Kommunale Krankenhäuser Tarifverhandlungen erneut vertagt

Die Ärztestreiks an den kommunalen Krankenhäusern gehen in die dritte Woche. Trotz neuer Tarifverhandlungen sollen sie noch ausgeweitet werden. Marburger Bund und Arbeitgeber haben ihre Gespräche erneut vertagt.


Düsseldorf - Auch nach zwei mehrstündigen Gesprächsmarathons in Düsseldorf haben die Tarifpartner noch keinen Durchbruch erzielt - und sich auf Montag vertagt. Beide Seiten zeigten sich aber verhalten optimistisch, in der neuen Runde zu einer Lösung kommen zu können. Die Delegationen der Ärztegewerkschaft und der Kommunen hatten bis zum frühen Samstagmorgen zunächst 15 Stunden und dann bis in die Nacht hinein noch einmal zwölf Stunden lang versucht, eine Lösung des Tarifkonflikts zu finden.

Für bessere Arbeitsbedingungen: Montag beginnt die dritte Streikwoche
DPA

Für bessere Arbeitsbedingungen: Montag beginnt die dritte Streikwoche

In dem Streit geht es um die Forderung des Marburger Bunds nach mehr Geld und besseren Arbeitsbedingungen für die 70.000 Ärzte an den kommunalen Kliniken. Nach der Vertagung Gespräche auf Montag, 12.00 Uhr, kündigte die Organisation eine Ausweitung der Streiks an.

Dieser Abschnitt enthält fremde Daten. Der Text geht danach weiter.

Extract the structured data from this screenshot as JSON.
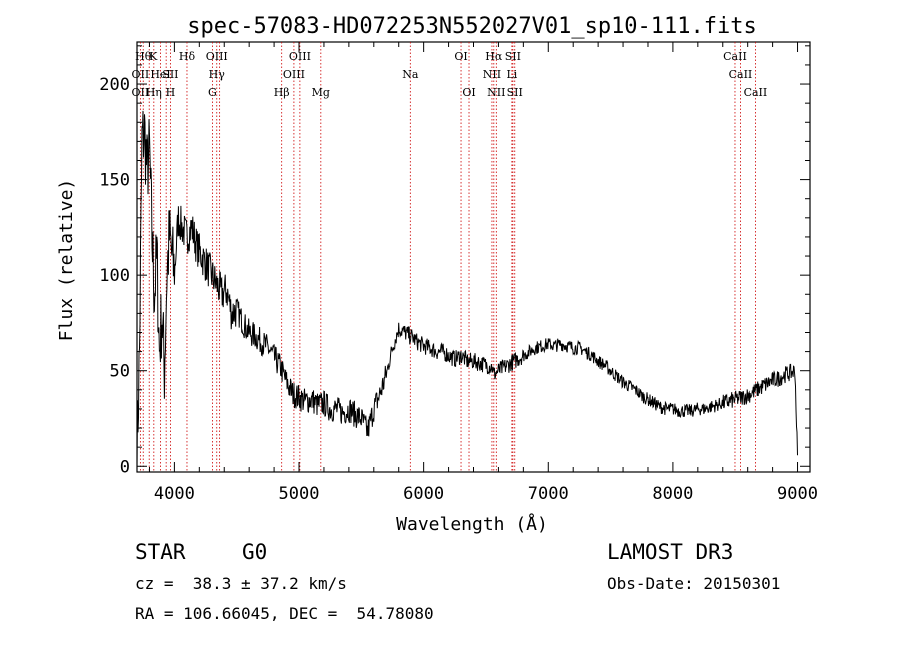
{
  "chart_data": {
    "type": "line",
    "title": "spec-57083-HD072253N552027V01_sp10-111.fits",
    "xlabel": "Wavelength (Å)",
    "ylabel": "Flux (relative)",
    "xlim": [
      3700,
      9100
    ],
    "ylim": [
      -3,
      222
    ],
    "xticks": [
      4000,
      5000,
      6000,
      7000,
      8000,
      9000
    ],
    "yticks": [
      0,
      50,
      100,
      150,
      200
    ],
    "series": [
      {
        "name": "flux",
        "x": [
          3700,
          3720,
          3740,
          3760,
          3780,
          3800,
          3820,
          3840,
          3860,
          3880,
          3900,
          3920,
          3940,
          3960,
          3980,
          4000,
          4030,
          4060,
          4100,
          4140,
          4180,
          4220,
          4260,
          4300,
          4340,
          4380,
          4420,
          4460,
          4500,
          4550,
          4600,
          4650,
          4700,
          4750,
          4800,
          4850,
          4900,
          4950,
          5000,
          5050,
          5100,
          5150,
          5200,
          5250,
          5300,
          5350,
          5400,
          5450,
          5500,
          5550,
          5580,
          5600,
          5650,
          5700,
          5750,
          5800,
          5850,
          5900,
          5950,
          6000,
          6050,
          6100,
          6150,
          6200,
          6250,
          6300,
          6350,
          6400,
          6450,
          6500,
          6550,
          6563,
          6600,
          6650,
          6700,
          6750,
          6800,
          6850,
          6900,
          6950,
          7000,
          7050,
          7100,
          7150,
          7200,
          7250,
          7300,
          7350,
          7400,
          7450,
          7500,
          7550,
          7600,
          7650,
          7700,
          7750,
          7800,
          7850,
          7900,
          7950,
          8000,
          8050,
          8100,
          8150,
          8200,
          8250,
          8300,
          8350,
          8400,
          8450,
          8500,
          8550,
          8600,
          8650,
          8700,
          8750,
          8800,
          8850,
          8900,
          8950,
          8980,
          9000
        ],
        "y": [
          5,
          60,
          170,
          175,
          155,
          165,
          120,
          90,
          110,
          60,
          80,
          50,
          100,
          120,
          110,
          100,
          130,
          125,
          120,
          125,
          115,
          110,
          105,
          100,
          95,
          90,
          92,
          80,
          82,
          75,
          70,
          68,
          65,
          62,
          57,
          52,
          44,
          38,
          36,
          34,
          35,
          32,
          33,
          30,
          30,
          28,
          30,
          27,
          25,
          18,
          25,
          30,
          38,
          48,
          62,
          72,
          70,
          68,
          65,
          63,
          62,
          60,
          60,
          58,
          56,
          58,
          55,
          55,
          54,
          53,
          52,
          48,
          50,
          52,
          54,
          56,
          58,
          60,
          62,
          63,
          64,
          63,
          64,
          63,
          62,
          62,
          60,
          58,
          55,
          53,
          50,
          47,
          44,
          42,
          40,
          37,
          35,
          33,
          31,
          30,
          30,
          29,
          29,
          29,
          30,
          30,
          31,
          32,
          33,
          34,
          35,
          36,
          37,
          39,
          41,
          43,
          45,
          46,
          48,
          49,
          50,
          5
        ]
      }
    ],
    "lines_top": [
      {
        "wl": 3750,
        "label": "Hθ",
        "row": 1
      },
      {
        "wl": 3830,
        "label": "K",
        "row": 1
      },
      {
        "wl": 4101,
        "label": "Hδ",
        "row": 1
      },
      {
        "wl": 4340,
        "label": "OIII",
        "row": 1
      },
      {
        "wl": 5007,
        "label": "OIII",
        "row": 1
      },
      {
        "wl": 6300,
        "label": "OI",
        "row": 1
      },
      {
        "wl": 6563,
        "label": "Hα",
        "row": 1
      },
      {
        "wl": 6716,
        "label": "SII",
        "row": 1
      },
      {
        "wl": 8498,
        "label": "CaII",
        "row": 1
      },
      {
        "wl": 3727,
        "label": "OII",
        "row": 2
      },
      {
        "wl": 3889,
        "label": "HeI",
        "row": 2
      },
      {
        "wl": 3968,
        "label": "SII",
        "row": 2
      },
      {
        "wl": 4340,
        "label": "Hγ",
        "row": 2
      },
      {
        "wl": 4959,
        "label": "OIII",
        "row": 2
      },
      {
        "wl": 5893,
        "label": "Na",
        "row": 2
      },
      {
        "wl": 6548,
        "label": "NII",
        "row": 2
      },
      {
        "wl": 6708,
        "label": "Li",
        "row": 2
      },
      {
        "wl": 8542,
        "label": "CaII",
        "row": 2
      },
      {
        "wl": 3727,
        "label": "OII",
        "row": 3
      },
      {
        "wl": 3835,
        "label": "Hη",
        "row": 3
      },
      {
        "wl": 3968,
        "label": "H",
        "row": 3
      },
      {
        "wl": 4305,
        "label": "G",
        "row": 3
      },
      {
        "wl": 4861,
        "label": "Hβ",
        "row": 3
      },
      {
        "wl": 5175,
        "label": "Mg",
        "row": 3
      },
      {
        "wl": 6364,
        "label": "OI",
        "row": 3
      },
      {
        "wl": 6583,
        "label": "NII",
        "row": 3
      },
      {
        "wl": 6731,
        "label": "SII",
        "row": 3
      },
      {
        "wl": 8662,
        "label": "CaII",
        "row": 3
      }
    ],
    "line_wavelengths": [
      3727,
      3750,
      3798,
      3835,
      3889,
      3934,
      3968,
      4101,
      4305,
      4340,
      4363,
      4861,
      4959,
      5007,
      5175,
      5893,
      6300,
      6364,
      6548,
      6563,
      6583,
      6708,
      6716,
      6731,
      8498,
      8542,
      8662
    ]
  },
  "info": {
    "object_class": "STAR",
    "subclass": "G0",
    "survey": "LAMOST DR3",
    "redshift_text": "cz =  38.3 ± 37.2 km/s",
    "obs_date": "Obs-Date: 20150301",
    "coords": "RA = 106.66045, DEC =  54.78080"
  },
  "colors": {
    "axis": "#000000",
    "spectrum": "#000000",
    "line_marker": "#cc0000"
  }
}
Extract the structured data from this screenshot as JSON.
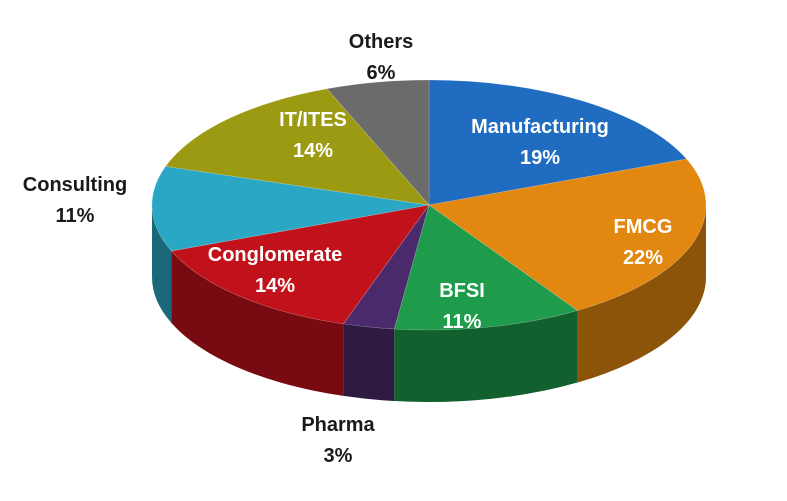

Marburger-Bund-Sprecher Athanasios Drougias erklärte, die Verhandlungsrunde habe sich bis dato sehr schwierig und zähflüssig gestaltet. "Hier wurde nichts verschenkt, im Gegenteil, um jede Zahl und um jeden Satz wurde hart gerungen", betonte er. Gesprochen worden sei insbesondere über die zukünftige Vergütung, die allgemeinen Arbeitsbedingungen und über die Arbeitszeiten der Krankenhausärzte.

Beide Tarifpartner zeigten nach wie vor den klaren Willen, den Tarifkonflikt mit einer Einigung zu beenden. Bis dahin würden die Ärzte-Streiks wie geplant fortgesetzt. Der Verhandlungsführer der Ärzte-Gewerkschaft, Lutz Hammerschlag, sagte, der Arbeitskampf werde erst gestoppt, "wenn ein fertiger Tarifabschluss auf dem Tisch liegt". Indes seien beide Seiten dabei, sich Stück für Stück aufeinander zuzubewegen. Einige "große Steine" seien bereits weggeräumt worden.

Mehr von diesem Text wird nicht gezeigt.